Another comparison worth exploring when it comes to SPVs is who could be left holding the proverbial bag of asset/liability inventories. In the 2007–2008 mortgage market, Lehman Brothers and Bear Stearns were the bag holders
Underlying, however, there could be hundreds or thousands of participants with varying price points and terms—e.g., upfront fees and/or carried interest. Though the original entry example price at a $10 million size may be at a reasonable market-clearing price, these smaller resultant lots thereafter add an abstractly different view of the markets if used in liquidity or pricing measurement.
Another comparison worth exploring when it comes to SPVs is who could be left holding the proverbial bag of asset/liability inventories. In the 2007–2008 mortgage market, Lehman Brothers and Bear Stearns were the bag holders. Each firm held significant exposure to low-quality mortgage pools, which quickly deteriorated in value before the banks could unload the structured bonds to asset managers serving the general public, often with ratings as high as AAA.
The SPV process in private stocks today is less regulated, less understood, and substantially smaller. Stock issues will not come with a rating from the major agencies, which can of course speed up the time of structuring a large stock holding into many smaller SPV tranches, but marketing to retail investors who are also considered accredited truly takes time. In a declining market, this can be fighting the clock.

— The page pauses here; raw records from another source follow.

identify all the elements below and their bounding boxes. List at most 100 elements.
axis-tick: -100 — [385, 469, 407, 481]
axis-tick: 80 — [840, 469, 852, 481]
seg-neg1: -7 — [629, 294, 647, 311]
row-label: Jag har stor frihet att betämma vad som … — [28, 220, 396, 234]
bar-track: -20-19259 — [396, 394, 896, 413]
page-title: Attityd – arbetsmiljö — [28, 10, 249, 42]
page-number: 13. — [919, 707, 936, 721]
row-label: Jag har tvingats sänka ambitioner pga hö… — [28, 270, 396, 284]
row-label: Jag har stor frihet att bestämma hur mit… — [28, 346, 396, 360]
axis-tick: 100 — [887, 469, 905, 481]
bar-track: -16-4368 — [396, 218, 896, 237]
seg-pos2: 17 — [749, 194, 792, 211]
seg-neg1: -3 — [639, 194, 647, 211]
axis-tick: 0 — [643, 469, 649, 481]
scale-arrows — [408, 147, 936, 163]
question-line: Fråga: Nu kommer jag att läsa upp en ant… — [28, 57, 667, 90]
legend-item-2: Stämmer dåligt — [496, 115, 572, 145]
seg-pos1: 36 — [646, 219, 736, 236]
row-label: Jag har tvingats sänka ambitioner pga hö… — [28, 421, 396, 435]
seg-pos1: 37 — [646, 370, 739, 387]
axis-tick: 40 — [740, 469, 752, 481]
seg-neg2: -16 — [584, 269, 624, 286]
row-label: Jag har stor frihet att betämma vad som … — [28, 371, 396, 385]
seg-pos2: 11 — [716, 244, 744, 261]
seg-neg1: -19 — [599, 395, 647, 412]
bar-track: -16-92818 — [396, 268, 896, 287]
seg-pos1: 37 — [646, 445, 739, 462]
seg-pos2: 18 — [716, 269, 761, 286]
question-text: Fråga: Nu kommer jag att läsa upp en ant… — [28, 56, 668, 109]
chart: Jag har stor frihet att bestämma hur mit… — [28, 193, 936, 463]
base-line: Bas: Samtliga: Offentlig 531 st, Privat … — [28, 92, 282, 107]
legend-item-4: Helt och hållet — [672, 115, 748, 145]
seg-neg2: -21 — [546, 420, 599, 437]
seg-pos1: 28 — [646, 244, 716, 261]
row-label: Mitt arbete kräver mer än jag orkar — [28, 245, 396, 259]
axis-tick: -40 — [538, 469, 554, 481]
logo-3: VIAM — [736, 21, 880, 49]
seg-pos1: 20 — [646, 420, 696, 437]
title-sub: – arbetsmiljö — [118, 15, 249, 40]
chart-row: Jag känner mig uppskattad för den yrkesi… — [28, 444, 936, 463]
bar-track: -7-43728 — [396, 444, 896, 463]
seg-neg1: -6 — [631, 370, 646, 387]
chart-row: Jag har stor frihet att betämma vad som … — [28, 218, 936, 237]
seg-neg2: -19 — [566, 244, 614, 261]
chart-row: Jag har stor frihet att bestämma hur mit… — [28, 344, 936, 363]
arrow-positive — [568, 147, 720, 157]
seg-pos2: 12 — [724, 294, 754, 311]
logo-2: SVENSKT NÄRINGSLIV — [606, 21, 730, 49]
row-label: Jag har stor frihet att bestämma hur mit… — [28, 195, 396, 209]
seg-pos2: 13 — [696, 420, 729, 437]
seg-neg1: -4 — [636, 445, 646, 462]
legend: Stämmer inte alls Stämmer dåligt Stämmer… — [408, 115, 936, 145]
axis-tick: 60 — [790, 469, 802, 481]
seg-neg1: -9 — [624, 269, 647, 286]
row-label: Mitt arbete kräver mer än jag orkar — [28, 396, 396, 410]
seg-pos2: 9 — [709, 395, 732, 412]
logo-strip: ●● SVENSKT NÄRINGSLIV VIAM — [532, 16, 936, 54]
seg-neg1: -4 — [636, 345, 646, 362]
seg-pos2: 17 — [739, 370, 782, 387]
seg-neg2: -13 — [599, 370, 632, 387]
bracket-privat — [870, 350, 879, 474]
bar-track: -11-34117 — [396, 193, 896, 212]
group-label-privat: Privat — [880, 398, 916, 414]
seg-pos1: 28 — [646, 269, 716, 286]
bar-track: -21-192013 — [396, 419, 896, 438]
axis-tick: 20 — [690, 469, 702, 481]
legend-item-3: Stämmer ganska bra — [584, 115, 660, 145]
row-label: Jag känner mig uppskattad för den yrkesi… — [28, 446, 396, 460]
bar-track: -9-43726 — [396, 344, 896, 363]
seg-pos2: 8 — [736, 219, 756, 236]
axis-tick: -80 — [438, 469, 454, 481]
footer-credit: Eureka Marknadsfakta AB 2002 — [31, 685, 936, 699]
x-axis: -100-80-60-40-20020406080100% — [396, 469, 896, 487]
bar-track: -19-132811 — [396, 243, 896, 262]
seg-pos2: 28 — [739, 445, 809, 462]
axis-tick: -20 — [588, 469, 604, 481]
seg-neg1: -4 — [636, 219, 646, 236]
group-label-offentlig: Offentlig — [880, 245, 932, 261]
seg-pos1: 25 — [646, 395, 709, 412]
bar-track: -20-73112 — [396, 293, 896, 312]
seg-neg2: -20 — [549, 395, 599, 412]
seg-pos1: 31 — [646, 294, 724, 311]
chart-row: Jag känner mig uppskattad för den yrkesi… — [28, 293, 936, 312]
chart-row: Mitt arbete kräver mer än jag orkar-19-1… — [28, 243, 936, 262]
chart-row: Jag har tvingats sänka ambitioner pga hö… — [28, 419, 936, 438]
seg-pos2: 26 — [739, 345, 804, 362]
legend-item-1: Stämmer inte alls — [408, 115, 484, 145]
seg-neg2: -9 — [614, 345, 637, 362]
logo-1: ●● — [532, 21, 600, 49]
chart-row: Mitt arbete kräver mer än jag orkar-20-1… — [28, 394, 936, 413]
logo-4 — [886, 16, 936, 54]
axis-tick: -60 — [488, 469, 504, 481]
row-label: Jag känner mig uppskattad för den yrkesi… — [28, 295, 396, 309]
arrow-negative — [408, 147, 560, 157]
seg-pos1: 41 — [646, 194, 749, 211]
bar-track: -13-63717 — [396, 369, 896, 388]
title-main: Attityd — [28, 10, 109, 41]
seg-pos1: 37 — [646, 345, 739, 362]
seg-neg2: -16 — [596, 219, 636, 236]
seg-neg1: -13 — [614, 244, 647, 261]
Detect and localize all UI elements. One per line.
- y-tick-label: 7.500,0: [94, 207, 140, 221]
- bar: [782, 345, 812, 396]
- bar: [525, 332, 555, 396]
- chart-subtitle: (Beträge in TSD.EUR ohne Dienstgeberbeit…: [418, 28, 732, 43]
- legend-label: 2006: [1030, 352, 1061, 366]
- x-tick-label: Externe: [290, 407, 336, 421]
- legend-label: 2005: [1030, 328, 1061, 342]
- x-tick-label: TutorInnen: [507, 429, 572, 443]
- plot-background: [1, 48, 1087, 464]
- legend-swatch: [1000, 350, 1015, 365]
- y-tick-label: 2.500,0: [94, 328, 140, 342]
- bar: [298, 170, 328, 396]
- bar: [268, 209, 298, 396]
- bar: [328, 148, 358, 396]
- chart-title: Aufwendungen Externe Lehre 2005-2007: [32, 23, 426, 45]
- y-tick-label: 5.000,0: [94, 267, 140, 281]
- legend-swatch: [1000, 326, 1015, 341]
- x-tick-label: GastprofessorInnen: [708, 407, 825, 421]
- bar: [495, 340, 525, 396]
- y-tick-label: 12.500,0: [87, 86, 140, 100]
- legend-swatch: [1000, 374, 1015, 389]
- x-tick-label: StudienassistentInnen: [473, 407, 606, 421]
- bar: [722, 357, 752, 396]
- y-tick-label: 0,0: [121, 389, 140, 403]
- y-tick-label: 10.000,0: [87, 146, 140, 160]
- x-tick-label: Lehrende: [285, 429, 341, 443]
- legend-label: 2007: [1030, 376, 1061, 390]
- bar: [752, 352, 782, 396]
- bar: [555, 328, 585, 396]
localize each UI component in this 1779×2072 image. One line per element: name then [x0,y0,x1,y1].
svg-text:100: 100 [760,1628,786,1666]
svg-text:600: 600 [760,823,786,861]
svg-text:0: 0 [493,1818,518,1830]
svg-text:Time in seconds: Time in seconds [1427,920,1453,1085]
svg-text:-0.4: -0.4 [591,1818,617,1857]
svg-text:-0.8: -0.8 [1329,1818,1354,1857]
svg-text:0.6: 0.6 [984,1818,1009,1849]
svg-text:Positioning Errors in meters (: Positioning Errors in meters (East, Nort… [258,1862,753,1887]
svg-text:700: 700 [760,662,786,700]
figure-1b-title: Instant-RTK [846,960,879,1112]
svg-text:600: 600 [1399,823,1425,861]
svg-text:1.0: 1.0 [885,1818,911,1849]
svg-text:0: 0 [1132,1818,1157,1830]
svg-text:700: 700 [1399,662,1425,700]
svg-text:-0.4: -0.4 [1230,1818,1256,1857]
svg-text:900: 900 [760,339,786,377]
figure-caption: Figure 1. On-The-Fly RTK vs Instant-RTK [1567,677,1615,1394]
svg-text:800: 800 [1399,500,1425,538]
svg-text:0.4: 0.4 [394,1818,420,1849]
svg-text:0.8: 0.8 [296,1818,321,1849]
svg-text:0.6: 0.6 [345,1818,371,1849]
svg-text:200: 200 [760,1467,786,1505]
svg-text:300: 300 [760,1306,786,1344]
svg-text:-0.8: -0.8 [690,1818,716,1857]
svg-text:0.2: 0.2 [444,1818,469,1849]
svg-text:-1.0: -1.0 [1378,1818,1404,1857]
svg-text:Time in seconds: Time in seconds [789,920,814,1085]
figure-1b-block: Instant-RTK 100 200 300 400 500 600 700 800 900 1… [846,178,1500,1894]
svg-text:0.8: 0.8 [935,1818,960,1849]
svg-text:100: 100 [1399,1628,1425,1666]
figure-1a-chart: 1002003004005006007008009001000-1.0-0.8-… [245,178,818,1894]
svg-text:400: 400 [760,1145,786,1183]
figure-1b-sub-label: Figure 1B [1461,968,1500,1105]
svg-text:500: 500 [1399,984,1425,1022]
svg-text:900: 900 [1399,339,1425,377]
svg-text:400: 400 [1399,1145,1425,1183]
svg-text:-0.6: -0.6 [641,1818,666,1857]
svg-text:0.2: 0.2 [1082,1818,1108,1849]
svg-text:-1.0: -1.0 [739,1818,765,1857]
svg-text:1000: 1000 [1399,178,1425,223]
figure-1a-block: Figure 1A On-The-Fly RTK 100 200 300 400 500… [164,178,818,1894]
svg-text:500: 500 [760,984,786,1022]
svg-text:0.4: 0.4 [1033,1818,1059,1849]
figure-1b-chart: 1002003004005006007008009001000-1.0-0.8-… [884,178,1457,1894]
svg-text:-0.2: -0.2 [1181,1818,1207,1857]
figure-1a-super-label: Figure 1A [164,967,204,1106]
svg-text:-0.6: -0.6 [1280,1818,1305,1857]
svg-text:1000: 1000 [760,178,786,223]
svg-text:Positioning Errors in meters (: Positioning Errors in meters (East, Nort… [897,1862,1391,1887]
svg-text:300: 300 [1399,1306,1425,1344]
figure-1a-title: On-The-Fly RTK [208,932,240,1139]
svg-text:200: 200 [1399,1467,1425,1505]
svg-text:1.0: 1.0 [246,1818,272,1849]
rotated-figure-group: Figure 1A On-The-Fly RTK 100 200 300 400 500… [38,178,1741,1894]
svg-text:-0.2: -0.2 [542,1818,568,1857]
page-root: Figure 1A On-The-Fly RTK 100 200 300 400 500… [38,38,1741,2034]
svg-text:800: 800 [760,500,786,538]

One of the saving graces of private markets historically has been that the last round valuations are outwardly marketed and used as today’s price, no matter how long ago this has occurred.
Coming full circle on liquidity, it is clear that in today’s secondary market, there are almost no buyers/trades at the last round price. If there is one takeaway on understanding pricing coming into 2023, it should be to focus on where institutional prices imply valuations.